Os trabalhadores do Judiciário Federal em Alagoas encerraram a greve, em assembleia no início da tarde desta quinta-feira (06). A categoria retornará aos trabalhos na próxima segunda-feira (10) e se manterá em estado de greve.

Durante o dia, os servidores encerraram a atividade de mobilização "Semana da Indignação pela Autonomia do Judiciário", com uma feijoada, em frente ao prédio das Varas do Trabalho, para comemorar a maior greve dos servidores públicos federais dos últimos dez anos.

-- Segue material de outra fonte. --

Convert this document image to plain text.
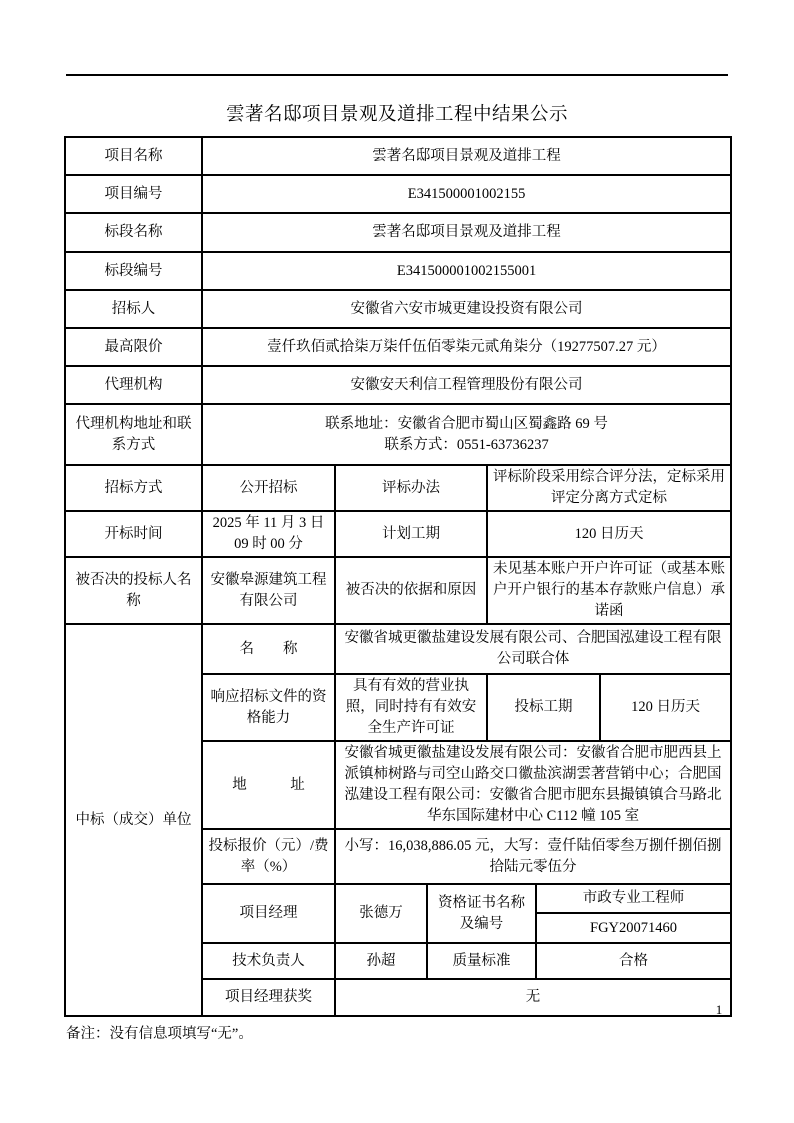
雲著名邸项目景观及道排工程中结果公示
项目名称	雲著名邸项目景观及道排工程					
项目编号	E341500001002155					
标段名称	雲著名邸项目景观及道排工程					
标段编号	E341500001002155001					
招标人	安徽省六安市城更建设投资有限公司					
最高限价	壹仟玖佰贰拾柒万柒仟伍佰零柒元贰角柒分（19277507.27 元）					
代理机构	安徽安天利信工程管理股份有限公司					
代理机构地址和联系方式	联系地址：安徽省合肥市蜀山区蜀鑫路 69 号
联系方式：0551-63736237					

招标方式	公开招标	评标办法		评标阶段采用综合评分法，定标采用评定分离方式定标		
开标时间	2025 年 11 月 3 日 09 时 00 分	计划工期		120 日历天		
被否决的投标人名称	安徽皋源建筑工程有限公司	被否决的依据和原因		未见基本账户开户许可证（或基本账户开户银行的基本存款账户信息）承诺函		
中标（成交）单位	名　　称	安徽省城更徽盐建设发展有限公司、合肥国泓建设工程有限公司联合体				
	响应招标文件的资格能力	具有有效的营业执照，同时持有有效安全生产许可证		投标工期		120 日历天
	地　　　址	安徽省城更徽盐建设发展有限公司：安徽省合肥市肥西县上派镇柿树路与司空山路交口徽盐滨湖雲著营销中心；合肥国泓建设工程有限公司：安徽省合肥市肥东县撮镇镇合马路北华东国际建材中心 C112 幢 105 室				
	投标报价（元）/费率（%）	小写：16,038,886.05 元，大写：壹仟陆佰零叁万捌仟捌佰捌拾陆元零伍分				
	项目经理	张德万	资格证书名称及编号		市政专业工程师	
					FGY20071460	
	技术负责人	孙超	质量标准		合格	
	项目经理获奖	无				
备注：没有信息项填写“无”。
1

A categoria havia rejeitado a proposta de 5% em três vezes durante três anos do governo Dilma. Os servidores estavam reivindicando a melhoria da proposta do Supremo Tribunal Federal, que através de Projeto de Lei 4363/12, aumenta o valor da gratificação judiciária de 50% para 100% com aplicação em três vezes durante três anos, bem como os encaminhamentos aprovados na reunião ampliada da Fenajufe, a exemplo do Plano de Carreira.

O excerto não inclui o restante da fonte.